This problem is from my teacher and I think their answer is wrong.
The problem is in the context of table tennis.
The players in the tournament final are Ani and Bertha. The score in the game is drawn at 20-20. The final game will continue until one player has scored two more points than the other. It is known from previous games between Ani and Bertha that the probability of Ani winning each point is 0.6. Find the probability that Ani will win the game after exactly 8 more points.
I think that this means that, over the next 6 games on the 2nd, 4th and 6th game Ani and Bertha need to have a draw. For each draw there are two possible paths. Ani wins then Bertha or Bertha then Ani. After the 6th game Ani just needs to win twice to win after exactly 8 points.
However my teacher says that:
If Bertha wins the first game, it is not possible for Ani to win after exactly 8 points.
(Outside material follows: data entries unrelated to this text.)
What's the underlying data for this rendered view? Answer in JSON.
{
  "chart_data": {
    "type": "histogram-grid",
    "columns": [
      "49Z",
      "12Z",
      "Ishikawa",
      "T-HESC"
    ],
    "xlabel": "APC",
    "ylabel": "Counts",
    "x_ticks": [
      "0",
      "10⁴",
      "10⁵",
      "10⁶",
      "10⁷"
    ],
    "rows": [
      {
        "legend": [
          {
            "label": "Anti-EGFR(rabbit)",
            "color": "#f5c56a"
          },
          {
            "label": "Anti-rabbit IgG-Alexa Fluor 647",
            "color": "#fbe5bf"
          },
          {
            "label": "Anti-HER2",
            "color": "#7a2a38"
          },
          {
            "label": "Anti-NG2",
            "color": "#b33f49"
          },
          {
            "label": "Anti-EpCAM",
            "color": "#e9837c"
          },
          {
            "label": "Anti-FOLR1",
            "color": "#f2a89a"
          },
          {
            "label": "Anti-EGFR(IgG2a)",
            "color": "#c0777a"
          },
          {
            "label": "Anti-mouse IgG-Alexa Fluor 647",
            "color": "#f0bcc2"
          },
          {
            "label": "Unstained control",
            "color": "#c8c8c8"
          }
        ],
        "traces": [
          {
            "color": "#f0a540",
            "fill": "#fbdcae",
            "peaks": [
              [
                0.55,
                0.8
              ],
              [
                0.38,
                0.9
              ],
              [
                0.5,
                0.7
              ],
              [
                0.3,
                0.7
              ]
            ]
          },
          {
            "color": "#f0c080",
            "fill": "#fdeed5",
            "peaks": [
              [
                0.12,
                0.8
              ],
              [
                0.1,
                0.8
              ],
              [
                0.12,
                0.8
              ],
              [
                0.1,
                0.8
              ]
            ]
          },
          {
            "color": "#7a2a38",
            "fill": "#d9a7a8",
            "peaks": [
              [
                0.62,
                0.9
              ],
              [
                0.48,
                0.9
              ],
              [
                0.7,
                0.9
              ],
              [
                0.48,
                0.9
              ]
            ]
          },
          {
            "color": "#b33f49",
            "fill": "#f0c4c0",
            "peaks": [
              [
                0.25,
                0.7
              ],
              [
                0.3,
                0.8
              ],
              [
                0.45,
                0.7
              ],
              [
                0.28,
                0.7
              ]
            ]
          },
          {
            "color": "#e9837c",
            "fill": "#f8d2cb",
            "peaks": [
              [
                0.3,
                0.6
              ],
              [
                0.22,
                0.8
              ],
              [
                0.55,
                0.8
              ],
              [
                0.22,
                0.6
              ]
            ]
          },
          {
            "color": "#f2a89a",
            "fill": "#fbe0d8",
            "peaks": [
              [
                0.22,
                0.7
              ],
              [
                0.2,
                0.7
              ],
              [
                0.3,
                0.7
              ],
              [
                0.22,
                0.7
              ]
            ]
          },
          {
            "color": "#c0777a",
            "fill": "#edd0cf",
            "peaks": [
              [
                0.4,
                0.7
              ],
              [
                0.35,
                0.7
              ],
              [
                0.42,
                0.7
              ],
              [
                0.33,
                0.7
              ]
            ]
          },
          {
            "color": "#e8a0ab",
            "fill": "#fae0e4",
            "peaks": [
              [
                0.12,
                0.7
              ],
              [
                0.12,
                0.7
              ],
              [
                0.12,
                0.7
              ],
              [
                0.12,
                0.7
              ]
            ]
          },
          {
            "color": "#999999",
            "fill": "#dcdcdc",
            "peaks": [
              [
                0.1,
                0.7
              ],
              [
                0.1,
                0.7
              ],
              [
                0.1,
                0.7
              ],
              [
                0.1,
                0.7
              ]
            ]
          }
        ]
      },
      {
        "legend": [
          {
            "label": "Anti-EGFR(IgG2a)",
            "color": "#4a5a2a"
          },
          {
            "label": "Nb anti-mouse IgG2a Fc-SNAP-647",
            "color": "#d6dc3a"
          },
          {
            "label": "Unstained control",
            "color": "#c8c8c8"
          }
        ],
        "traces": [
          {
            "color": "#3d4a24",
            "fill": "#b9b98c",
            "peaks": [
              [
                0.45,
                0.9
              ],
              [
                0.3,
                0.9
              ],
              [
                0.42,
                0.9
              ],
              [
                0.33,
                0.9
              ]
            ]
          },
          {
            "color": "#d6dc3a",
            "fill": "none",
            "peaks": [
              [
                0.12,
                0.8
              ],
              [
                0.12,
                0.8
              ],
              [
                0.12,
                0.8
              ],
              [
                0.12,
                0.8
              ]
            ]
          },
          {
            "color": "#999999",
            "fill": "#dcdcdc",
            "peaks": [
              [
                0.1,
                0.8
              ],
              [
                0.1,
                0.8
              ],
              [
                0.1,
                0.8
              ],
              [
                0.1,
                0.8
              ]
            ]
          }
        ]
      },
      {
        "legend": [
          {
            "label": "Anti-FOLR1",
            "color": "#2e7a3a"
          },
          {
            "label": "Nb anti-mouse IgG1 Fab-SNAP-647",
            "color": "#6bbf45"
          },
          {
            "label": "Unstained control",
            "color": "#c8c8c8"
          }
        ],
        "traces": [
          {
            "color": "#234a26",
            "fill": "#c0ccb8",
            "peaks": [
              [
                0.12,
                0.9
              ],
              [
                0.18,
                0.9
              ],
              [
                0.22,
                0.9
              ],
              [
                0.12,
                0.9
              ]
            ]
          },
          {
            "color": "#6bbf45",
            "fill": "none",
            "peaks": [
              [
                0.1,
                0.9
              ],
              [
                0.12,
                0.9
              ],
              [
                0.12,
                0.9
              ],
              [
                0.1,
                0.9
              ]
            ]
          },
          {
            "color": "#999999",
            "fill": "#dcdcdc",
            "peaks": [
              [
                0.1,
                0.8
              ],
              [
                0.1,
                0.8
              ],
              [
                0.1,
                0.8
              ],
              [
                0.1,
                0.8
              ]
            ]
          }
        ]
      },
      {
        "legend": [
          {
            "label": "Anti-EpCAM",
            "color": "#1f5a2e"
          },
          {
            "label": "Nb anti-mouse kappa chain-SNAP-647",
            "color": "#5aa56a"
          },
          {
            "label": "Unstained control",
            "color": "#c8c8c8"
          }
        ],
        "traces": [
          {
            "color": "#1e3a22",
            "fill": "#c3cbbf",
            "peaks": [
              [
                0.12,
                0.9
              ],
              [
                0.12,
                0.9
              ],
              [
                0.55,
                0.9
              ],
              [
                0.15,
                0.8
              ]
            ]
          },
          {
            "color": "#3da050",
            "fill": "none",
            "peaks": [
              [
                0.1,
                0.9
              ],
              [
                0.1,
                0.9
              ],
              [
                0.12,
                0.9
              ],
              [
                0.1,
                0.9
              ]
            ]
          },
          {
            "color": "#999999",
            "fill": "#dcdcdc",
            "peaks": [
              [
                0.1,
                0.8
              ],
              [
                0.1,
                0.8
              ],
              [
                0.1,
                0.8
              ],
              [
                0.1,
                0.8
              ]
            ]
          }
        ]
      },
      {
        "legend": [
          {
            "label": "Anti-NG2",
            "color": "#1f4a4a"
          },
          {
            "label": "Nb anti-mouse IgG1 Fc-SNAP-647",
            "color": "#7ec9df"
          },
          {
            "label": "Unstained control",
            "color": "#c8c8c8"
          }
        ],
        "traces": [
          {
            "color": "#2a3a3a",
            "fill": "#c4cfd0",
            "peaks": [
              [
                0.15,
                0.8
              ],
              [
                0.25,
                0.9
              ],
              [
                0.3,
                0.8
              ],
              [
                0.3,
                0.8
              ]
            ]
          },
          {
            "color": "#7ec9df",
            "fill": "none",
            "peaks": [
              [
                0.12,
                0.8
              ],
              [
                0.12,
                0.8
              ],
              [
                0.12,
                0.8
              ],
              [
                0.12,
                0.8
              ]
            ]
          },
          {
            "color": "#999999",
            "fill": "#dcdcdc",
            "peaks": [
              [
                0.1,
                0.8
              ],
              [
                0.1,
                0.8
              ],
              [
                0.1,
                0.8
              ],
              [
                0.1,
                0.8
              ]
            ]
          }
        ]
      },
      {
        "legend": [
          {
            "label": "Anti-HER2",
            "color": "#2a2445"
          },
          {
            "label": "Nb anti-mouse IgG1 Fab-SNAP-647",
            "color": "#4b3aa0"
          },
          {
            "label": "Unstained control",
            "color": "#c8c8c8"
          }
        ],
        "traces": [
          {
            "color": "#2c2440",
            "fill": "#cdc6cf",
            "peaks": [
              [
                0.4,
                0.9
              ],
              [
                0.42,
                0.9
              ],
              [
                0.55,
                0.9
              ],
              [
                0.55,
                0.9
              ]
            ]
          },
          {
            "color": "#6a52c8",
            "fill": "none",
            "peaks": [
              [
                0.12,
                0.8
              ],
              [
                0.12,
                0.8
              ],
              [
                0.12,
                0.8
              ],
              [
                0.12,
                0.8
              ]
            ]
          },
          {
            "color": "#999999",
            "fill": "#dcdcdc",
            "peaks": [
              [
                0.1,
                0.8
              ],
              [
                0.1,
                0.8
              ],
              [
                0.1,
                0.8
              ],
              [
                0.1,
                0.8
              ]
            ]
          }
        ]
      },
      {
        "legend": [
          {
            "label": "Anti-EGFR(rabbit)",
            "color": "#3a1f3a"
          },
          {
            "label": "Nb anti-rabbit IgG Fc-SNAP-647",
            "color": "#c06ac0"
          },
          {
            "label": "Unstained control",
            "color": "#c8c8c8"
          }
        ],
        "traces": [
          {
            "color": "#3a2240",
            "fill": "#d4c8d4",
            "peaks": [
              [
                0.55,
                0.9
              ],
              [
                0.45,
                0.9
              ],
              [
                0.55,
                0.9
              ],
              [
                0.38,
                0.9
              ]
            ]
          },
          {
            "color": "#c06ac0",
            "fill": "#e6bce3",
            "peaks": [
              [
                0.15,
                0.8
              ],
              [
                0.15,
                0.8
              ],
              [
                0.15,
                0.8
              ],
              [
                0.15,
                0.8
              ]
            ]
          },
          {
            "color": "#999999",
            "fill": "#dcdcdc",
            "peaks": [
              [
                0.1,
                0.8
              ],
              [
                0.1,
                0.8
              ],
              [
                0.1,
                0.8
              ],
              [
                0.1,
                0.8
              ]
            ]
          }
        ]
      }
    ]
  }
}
and also asserts that there is only one path to the desired outcome. Using this they find the probability of Ani winning after exactly 8 points to be 0.005. (
Here is the linked image: 
I found an alternate answer using multiple paths.
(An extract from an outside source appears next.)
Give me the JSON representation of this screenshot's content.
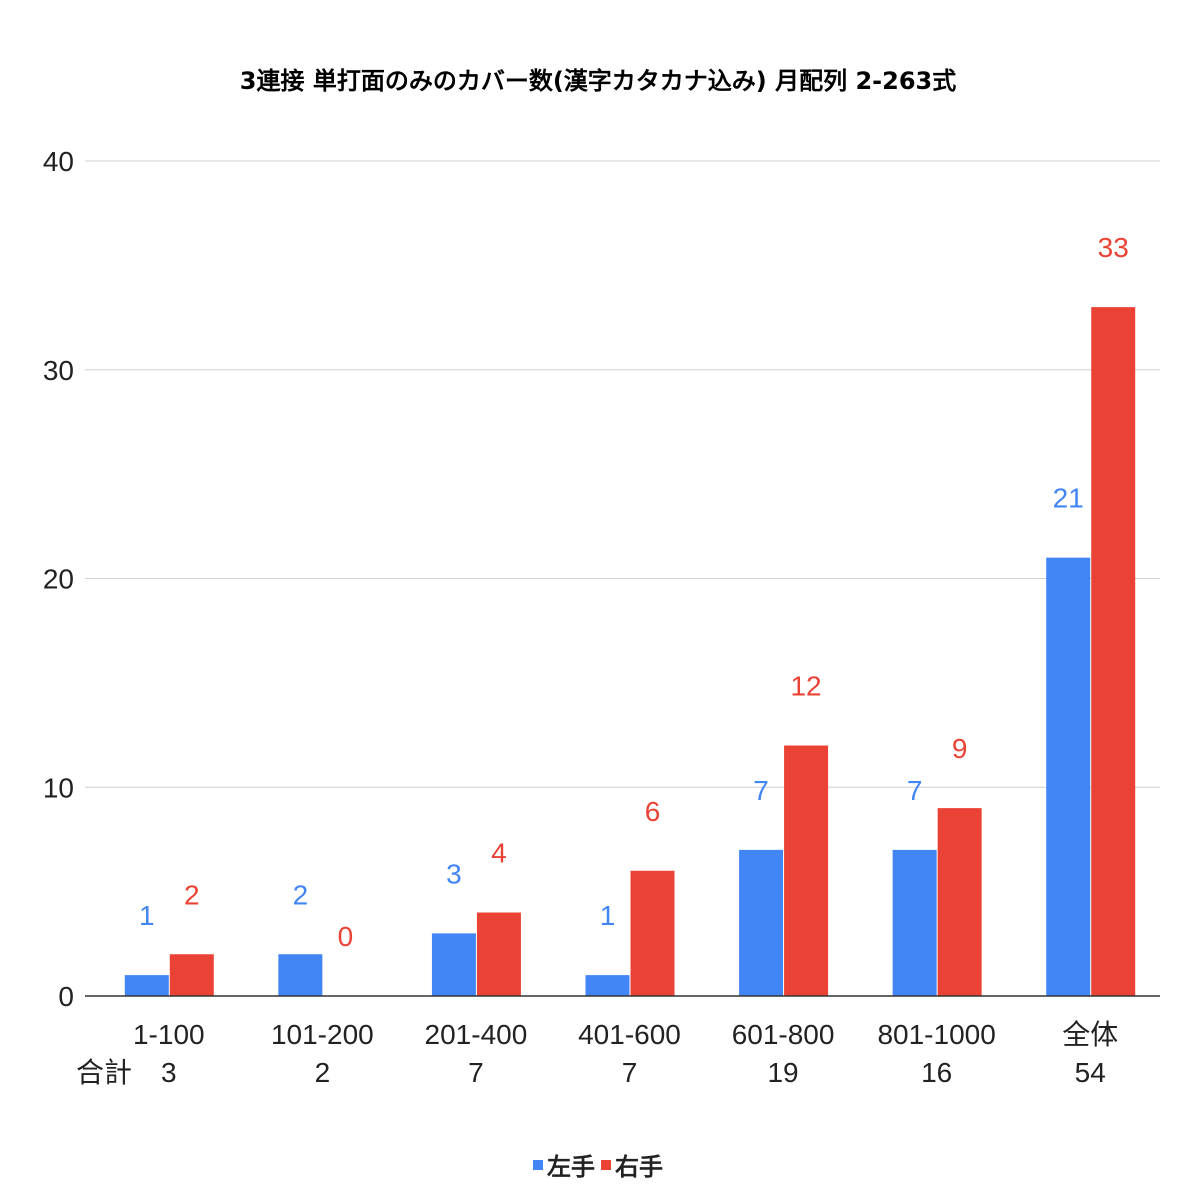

$P(\text{Ani winning a game})=0.6$
$P(\text{Bertha winning a game})=0.4$
$P(\text{Ani win after 8 points})=2\dot(0.4 \cdot 0.6)\cdot2\dot(0.4 \cdot 0.6)\cdot2\dot(0.4 \cdot 0.6)\cdot(0.6\cdot0.6)=0.040\ (2sf)$
After I found this answer I asked my teacher if the proposed answer was correct. My teacher replied saying that there was nothing wrong with it.
Am I missing something painfully obvious and if so what? or is the teacher's answer incorrect?
Best Answer
I think your teacher is wrong. He shows BAA as a win for Annie, but it's not. He has confused "ahead by two" with "win two in a row".